O que foi feito até agora? Em 2007 saímos de Harvard com 25 especialistas de 10 países - dois eram brasileiros. Viajamos por duas semanas de ônibus a partir de Ur, cidade natal de Abraão, no Iraque, até Hebron, na Cisjordânia, onde ele foi enterrado. As pessoas diziam: "Você não vai conseguir cruzar a fronteira". Nós conseguimos.

De que maneira o caminho está sendo construído? Descobrimos que não precisamos construir nada. É uma rota ancestral já aberta, nosso trabalho é apenas acordá-la. Nas vilas explicamos o projeto a moradores que nunca antes haviam recebido turistas. Hoje temos guias locais instruídos.
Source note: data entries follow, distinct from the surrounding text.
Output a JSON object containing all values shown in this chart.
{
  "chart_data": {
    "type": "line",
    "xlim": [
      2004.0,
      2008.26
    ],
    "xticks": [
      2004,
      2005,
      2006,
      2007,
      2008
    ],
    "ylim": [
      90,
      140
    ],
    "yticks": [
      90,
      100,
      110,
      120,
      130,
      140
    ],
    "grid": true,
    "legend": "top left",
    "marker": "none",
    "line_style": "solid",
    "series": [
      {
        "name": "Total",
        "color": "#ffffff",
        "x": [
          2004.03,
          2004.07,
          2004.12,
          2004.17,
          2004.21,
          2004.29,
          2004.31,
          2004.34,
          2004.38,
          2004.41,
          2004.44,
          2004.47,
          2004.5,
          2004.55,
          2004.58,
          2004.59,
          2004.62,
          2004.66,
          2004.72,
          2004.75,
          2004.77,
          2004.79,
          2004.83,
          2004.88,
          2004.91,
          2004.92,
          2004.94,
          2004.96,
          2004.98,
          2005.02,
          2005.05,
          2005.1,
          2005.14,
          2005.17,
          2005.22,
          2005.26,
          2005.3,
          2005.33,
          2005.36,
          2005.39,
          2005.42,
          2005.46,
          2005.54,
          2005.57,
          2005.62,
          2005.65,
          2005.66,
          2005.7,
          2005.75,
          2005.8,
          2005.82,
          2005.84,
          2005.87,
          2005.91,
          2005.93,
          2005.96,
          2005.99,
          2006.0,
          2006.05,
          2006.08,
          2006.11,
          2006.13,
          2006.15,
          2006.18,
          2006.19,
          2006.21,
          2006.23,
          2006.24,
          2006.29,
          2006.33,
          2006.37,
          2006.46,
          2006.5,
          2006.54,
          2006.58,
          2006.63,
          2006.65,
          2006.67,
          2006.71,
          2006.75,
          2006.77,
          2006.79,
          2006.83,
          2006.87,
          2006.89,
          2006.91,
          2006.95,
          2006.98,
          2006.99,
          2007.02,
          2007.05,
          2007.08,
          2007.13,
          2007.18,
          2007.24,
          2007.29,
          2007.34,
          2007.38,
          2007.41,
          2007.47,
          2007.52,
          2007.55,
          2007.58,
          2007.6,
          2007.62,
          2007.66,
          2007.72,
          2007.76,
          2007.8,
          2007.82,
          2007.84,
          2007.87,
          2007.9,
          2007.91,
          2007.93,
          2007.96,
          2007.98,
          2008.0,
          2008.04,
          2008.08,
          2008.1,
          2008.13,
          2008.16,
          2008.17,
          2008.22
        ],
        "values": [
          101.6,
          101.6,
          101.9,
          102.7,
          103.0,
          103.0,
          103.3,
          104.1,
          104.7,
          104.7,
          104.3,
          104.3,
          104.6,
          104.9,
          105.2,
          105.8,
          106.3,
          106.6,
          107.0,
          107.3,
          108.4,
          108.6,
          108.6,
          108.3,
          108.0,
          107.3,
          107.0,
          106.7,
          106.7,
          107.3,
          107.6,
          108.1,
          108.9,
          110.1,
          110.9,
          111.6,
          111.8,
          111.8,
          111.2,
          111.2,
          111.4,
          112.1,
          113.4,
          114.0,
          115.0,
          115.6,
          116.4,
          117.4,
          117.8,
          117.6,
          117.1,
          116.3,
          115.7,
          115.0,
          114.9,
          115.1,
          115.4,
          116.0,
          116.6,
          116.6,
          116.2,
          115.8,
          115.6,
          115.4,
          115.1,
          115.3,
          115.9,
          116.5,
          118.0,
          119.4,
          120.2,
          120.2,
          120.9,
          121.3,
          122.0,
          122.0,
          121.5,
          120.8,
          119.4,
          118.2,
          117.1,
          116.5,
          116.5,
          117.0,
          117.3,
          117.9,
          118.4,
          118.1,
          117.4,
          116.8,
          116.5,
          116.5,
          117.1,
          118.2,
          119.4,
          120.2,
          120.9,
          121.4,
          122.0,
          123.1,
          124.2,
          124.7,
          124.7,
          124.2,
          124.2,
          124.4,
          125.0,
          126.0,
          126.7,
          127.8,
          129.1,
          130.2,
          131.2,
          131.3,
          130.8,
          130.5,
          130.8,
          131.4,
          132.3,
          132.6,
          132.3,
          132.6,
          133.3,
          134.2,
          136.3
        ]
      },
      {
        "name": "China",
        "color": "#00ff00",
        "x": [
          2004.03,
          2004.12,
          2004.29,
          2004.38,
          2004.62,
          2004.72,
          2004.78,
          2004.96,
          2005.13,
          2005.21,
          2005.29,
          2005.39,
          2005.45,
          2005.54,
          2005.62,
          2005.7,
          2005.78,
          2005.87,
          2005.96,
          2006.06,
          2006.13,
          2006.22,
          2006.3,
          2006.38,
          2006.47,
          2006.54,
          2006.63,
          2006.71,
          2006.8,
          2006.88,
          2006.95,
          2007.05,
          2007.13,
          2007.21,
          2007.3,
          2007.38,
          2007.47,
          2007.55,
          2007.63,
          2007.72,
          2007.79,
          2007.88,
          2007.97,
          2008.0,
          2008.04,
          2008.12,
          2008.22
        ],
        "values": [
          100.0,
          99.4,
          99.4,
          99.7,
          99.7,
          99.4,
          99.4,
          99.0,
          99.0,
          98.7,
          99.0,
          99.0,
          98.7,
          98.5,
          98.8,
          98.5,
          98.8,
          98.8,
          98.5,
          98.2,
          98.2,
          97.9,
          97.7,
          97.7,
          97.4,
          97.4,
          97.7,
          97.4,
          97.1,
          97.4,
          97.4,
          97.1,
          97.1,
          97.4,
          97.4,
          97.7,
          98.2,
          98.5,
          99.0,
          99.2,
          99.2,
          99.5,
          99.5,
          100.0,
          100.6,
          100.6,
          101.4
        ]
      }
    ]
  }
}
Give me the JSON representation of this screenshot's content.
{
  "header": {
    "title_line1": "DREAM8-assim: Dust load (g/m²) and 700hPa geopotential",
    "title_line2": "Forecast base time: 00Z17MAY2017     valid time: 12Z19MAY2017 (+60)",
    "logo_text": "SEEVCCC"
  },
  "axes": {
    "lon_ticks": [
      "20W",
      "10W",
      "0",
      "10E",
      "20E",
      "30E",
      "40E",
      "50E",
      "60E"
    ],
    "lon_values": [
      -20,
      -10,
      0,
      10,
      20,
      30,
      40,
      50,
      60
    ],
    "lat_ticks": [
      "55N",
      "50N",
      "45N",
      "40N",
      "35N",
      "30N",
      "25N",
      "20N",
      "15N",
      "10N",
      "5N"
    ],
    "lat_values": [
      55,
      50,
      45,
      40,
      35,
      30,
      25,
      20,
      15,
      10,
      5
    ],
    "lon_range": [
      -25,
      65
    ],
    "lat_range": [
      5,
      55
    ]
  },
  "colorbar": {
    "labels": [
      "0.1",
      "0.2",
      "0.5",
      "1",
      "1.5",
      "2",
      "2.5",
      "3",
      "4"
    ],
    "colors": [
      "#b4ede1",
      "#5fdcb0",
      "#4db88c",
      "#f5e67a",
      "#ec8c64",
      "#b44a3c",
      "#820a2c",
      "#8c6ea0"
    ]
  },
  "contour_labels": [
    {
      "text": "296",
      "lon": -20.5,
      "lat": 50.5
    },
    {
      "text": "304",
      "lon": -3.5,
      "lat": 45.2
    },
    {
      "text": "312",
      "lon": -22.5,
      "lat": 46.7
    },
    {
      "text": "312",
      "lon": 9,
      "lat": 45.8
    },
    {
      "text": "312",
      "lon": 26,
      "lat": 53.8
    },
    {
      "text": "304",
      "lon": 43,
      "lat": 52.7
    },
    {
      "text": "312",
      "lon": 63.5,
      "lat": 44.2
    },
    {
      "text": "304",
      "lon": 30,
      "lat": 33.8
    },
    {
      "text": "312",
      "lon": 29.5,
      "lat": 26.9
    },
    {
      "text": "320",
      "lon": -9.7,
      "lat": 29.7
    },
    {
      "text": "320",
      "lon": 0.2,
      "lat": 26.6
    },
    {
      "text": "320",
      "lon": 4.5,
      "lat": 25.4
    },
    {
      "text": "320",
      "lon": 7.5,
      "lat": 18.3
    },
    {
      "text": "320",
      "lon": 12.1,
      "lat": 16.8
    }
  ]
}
Por onde passa o caminho? Começa em Urfa, ao sul da Turquia, e segue para Haram - que abriga as ruínas onde, segundo a Bíblia, Abraão ouviu a mensagem de Deus para sair de casa e começar sua peregrinação. Passa também por Alepo, na Síria e desce até Damasco, Jerusalém, e Hebron. De carro ou ônibus dá para fazer a viagem em dois meses. Pretendemos incluir na rota Iraque e Egito.

Quando a rota começou a funcionar? Esse é o primeiro ano. Já recebemos mais de 3.000 pessoas - jovens, estudantes e até grupos de escalada só de mulheres. Quem quiser viajar pode entrar no nosso website e escolher uma viagem de um dia, uma semana, ou mais. Pode-se ir de carro, de ônibus - mas, claro, a essência é por os pés no chão e caminhar.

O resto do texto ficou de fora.